Letters for Tax Justice

On February 20th, Resource Generation members around the country participated in a national day of action to stop “fiscal cliff” cuts to social programs and call for higher taxes on the rich. (You can find information about the impacts of the sequestration cuts in your state here, courtesy of the Coalition on Human Needs.)
We submitted more than 30 letters to the editor to newspapers in San Francisco, Oakland, Los Angeles, Detroit, Minneapolis, Chicago, Seattle, Denver, Washington DC, and New York, and three were published! Check out the links above to see the results. Congrats to Mac Liman, Becca Polk, and Anna Winham for getting their letters published.  Snippets of brilliance from some of our other members are below.

We wrote because we know that taxes are the best way we have of turning private wealthinto public good, even while we also have to fight to change the government’s investment in wars at home and abroad. Fighting for higher taxes on ourselves and our families is one way we can ensure wealth doesn’t stay concentrated in the hands of the few, and contribute to movements for racial and economic justice that have been leading struggles over where and how our public resources are spent.

This April the Tax team will be launching a Resource Generation tax platform, and starting to fight for a higher capital gains tax that taxes income from the stock market at the same rate as income from work.
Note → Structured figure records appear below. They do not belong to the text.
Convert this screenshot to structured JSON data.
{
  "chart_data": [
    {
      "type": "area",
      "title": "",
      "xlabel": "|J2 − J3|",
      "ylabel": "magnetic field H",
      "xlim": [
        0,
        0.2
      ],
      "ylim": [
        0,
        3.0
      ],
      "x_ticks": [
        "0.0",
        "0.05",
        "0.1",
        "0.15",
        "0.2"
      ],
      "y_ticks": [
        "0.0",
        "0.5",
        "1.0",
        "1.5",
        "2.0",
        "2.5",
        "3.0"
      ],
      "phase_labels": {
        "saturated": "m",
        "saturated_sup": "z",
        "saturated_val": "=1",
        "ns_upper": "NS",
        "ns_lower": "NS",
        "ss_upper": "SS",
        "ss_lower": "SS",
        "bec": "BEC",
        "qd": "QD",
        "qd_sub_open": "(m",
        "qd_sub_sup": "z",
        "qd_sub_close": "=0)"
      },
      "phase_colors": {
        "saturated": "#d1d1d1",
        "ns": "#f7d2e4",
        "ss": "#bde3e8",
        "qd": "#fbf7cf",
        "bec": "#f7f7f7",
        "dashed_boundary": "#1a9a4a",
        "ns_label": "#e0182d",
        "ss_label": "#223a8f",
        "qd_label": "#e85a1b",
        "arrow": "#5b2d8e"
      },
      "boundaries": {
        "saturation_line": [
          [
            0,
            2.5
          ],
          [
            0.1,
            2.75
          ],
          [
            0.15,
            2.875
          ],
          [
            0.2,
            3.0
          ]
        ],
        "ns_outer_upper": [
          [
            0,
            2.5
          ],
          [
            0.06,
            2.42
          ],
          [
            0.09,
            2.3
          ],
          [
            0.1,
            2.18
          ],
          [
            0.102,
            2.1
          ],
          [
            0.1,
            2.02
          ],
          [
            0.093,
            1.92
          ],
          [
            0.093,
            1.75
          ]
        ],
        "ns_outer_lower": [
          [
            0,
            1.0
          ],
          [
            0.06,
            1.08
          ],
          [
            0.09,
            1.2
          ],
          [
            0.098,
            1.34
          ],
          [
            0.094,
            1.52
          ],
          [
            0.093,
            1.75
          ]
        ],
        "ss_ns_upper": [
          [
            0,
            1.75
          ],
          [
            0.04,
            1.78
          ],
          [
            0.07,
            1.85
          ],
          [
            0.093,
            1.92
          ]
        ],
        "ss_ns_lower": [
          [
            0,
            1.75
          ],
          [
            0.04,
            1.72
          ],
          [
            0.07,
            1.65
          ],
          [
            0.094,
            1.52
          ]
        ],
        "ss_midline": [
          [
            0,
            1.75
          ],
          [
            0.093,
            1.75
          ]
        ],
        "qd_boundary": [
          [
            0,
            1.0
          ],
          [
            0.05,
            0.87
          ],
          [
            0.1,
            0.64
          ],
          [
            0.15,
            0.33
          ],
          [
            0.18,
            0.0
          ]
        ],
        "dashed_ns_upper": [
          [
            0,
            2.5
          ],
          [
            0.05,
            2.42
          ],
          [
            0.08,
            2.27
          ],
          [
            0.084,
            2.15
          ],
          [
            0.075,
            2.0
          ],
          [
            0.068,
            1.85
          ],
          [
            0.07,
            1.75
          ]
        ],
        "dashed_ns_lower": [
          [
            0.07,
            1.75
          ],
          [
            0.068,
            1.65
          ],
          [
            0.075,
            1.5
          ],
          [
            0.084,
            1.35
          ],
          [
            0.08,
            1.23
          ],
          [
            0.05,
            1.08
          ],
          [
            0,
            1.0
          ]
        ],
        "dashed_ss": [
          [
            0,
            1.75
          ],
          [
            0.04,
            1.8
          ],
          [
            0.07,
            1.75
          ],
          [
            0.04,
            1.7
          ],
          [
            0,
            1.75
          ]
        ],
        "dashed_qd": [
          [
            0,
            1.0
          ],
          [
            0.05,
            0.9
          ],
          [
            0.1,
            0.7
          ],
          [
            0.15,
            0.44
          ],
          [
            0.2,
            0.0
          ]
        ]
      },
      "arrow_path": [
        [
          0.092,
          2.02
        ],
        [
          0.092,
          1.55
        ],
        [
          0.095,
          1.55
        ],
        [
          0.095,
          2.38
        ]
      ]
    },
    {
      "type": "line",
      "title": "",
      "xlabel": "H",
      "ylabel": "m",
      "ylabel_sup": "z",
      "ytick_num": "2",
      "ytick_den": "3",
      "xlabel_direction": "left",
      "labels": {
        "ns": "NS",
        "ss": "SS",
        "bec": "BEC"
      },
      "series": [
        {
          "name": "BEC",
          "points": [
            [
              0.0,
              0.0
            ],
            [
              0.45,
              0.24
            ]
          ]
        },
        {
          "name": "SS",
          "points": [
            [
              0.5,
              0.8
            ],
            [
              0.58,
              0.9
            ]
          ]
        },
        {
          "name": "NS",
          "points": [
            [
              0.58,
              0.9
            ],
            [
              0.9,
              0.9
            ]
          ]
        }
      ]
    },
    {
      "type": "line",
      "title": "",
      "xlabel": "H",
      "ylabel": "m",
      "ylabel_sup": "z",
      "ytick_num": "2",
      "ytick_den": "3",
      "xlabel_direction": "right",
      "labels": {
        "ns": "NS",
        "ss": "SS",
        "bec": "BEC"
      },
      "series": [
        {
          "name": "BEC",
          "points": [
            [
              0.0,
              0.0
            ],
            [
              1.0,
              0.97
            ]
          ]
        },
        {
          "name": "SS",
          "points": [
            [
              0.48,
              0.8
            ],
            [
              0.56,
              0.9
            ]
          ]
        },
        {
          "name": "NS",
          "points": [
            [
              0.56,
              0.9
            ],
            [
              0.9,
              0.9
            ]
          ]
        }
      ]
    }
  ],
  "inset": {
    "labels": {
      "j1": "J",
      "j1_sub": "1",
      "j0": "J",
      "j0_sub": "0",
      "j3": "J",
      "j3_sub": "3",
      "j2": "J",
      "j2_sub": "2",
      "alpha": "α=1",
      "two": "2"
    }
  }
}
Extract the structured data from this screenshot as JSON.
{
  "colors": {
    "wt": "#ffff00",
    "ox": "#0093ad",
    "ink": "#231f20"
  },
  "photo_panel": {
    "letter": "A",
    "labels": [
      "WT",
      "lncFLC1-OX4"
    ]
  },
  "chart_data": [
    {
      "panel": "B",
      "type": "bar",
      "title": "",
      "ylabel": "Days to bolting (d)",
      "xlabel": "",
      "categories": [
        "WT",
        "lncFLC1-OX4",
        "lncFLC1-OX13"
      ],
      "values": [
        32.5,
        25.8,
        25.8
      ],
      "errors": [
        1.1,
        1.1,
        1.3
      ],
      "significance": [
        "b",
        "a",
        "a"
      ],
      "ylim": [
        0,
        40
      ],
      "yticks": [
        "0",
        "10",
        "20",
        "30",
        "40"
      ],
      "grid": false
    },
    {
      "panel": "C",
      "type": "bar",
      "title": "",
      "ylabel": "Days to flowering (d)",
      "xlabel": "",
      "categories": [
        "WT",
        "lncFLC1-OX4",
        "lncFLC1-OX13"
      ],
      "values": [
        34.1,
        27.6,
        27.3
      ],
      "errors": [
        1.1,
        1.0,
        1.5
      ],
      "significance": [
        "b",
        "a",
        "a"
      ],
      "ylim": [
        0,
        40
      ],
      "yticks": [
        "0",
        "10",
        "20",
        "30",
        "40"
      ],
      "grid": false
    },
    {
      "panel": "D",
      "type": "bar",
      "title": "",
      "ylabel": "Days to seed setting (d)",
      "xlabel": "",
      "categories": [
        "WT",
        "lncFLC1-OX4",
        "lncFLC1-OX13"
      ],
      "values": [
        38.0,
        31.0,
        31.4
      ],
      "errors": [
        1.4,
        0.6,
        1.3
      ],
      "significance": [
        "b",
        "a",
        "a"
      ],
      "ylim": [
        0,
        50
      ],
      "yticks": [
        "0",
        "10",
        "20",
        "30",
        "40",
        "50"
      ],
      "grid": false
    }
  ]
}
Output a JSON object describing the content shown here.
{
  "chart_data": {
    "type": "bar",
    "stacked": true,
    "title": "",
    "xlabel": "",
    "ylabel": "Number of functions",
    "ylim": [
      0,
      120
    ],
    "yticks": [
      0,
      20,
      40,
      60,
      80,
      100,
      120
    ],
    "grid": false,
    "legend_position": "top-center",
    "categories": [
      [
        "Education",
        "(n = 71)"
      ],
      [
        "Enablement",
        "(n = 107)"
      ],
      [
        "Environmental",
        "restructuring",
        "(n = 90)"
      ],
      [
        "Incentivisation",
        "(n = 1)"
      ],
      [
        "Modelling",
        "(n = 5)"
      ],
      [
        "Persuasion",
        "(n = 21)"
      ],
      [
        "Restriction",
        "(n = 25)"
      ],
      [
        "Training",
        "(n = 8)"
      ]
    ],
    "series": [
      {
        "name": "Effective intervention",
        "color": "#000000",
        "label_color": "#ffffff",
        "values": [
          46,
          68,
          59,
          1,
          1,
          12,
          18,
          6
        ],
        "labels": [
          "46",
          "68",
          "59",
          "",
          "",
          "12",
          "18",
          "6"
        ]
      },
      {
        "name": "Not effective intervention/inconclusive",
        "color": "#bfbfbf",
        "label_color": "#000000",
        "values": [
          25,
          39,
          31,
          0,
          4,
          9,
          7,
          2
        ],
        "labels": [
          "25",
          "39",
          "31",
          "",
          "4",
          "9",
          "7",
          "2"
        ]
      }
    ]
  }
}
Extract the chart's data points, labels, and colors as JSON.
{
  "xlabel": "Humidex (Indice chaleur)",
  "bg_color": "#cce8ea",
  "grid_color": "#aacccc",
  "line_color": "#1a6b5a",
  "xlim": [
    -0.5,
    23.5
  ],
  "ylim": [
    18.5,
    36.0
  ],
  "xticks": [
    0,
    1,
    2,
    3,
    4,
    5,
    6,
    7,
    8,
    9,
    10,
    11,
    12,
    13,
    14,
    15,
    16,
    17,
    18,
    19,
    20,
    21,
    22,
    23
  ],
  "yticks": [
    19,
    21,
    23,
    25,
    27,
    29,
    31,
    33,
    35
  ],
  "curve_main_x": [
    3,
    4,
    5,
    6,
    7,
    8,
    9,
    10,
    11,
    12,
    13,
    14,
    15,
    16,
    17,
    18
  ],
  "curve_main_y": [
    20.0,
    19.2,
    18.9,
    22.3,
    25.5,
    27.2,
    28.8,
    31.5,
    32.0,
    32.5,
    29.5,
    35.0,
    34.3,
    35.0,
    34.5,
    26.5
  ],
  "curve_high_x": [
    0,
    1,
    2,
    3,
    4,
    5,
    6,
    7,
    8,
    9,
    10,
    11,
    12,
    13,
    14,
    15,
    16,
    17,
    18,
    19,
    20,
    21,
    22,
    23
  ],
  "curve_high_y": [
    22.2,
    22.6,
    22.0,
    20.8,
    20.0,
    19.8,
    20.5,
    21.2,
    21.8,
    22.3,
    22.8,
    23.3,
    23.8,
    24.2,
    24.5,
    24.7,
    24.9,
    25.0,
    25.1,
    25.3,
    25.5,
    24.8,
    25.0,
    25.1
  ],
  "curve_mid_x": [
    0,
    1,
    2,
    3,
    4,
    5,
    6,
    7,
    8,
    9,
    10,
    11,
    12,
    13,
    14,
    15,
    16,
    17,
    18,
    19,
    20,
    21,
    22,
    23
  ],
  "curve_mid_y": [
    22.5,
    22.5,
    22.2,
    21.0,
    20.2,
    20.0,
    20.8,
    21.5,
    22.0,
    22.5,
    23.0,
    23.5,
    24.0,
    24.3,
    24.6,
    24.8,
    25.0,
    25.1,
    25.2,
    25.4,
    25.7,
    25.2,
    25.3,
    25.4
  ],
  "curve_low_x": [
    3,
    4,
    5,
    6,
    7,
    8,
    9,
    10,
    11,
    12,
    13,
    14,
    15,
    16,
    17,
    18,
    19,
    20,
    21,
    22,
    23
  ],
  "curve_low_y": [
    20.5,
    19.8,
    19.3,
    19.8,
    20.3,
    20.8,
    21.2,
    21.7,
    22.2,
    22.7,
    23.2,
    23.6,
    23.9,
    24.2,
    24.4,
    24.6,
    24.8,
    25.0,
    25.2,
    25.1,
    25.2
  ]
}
Please get in contact with me by Monday, March 4th if you’d like to learn more or plug in to future tax actions, whether you want to join the core organizing team, serve as a liaison between the tax team and your chapter, or just participate in upcoming actions.
In Struggle,
Isaac Lev Szmonko
Campaign Organizer, on behalf of the Tax Justice Team
Dear Editor, 
Insisting we shouldn’t panic about the sequester because we won’t feel the effects right away is like saying, “Sure!  Swallow that arsenic!  It will take time to kill you, so why worry now?” 
The truth is, too many of my neighbors and friends already feel like they’re barely surviving: they face staggering health care and student loan debt, they’ve lost their home or can’t access credit to buy one, and after years of under- and unemployment, they’ve lost hope of ever finding a job with a living wage.  And as a Chicago south-sider, I see everyday that these struggles are even more severe among communities of color, who are disproportionately affected by our floundering economy and failed economic policies.
Meanwhile, the rich get richer and life is better than ever for the wealthiest Americans.  I know because I am the 1%: my parents’ high incomes paid for private education and excellent healthcare, allowed me to graduate from an Ivy League school without debt, cushioned our family through the recession, and afforded me privileges that I will no doubt pass on to my own children.  
So it’s true: it won’t feel like free-fall right away if we step off the “fiscal cliff.”  In the long run, though, for people like me and my family, the parachute of privilege we wear will help us survive without a scratch.  The vast majority of Americans aren’t so lucky.
Working with Resource Generation, an organization that organizes young people with financial wealth to leverage resources and privilege for social change, I have learned just how unjust our tax codes are.  As a nation, we have more than enough to go around.  We simply need to be courageous enough to ask the richest people and corporations to finally pay their fair share.  Good first steps would be closing tax loopholes for corporations, ending subsidies to agro-business and the oil and gas industries, and passing the Buffett Rule and a higher capital gains tax for individuals.
It’s time for corporations to pay their fair share. It’s time for the wealthy to pay our fair share. I volunteer. Raise my taxes.  
Ashley Horan, Chicago
Dear Editor,
We believe that cuts to the Pentagon shouldn’t go only to deficit reduction, but to reinvestment in schools, health care, and infrastructure.  We believe in raising taxes on the rich enough to actually expand social programs – not merely slow the bleeding.  And many of us are wealthy – I know, because I am one of them.   I want the Buffett rule, I want higher capital gains taxes, I want a transaction tax, and I want my income tax raised. Obama’s current position is actually less than I should be able to get away with, and less than the country deserves.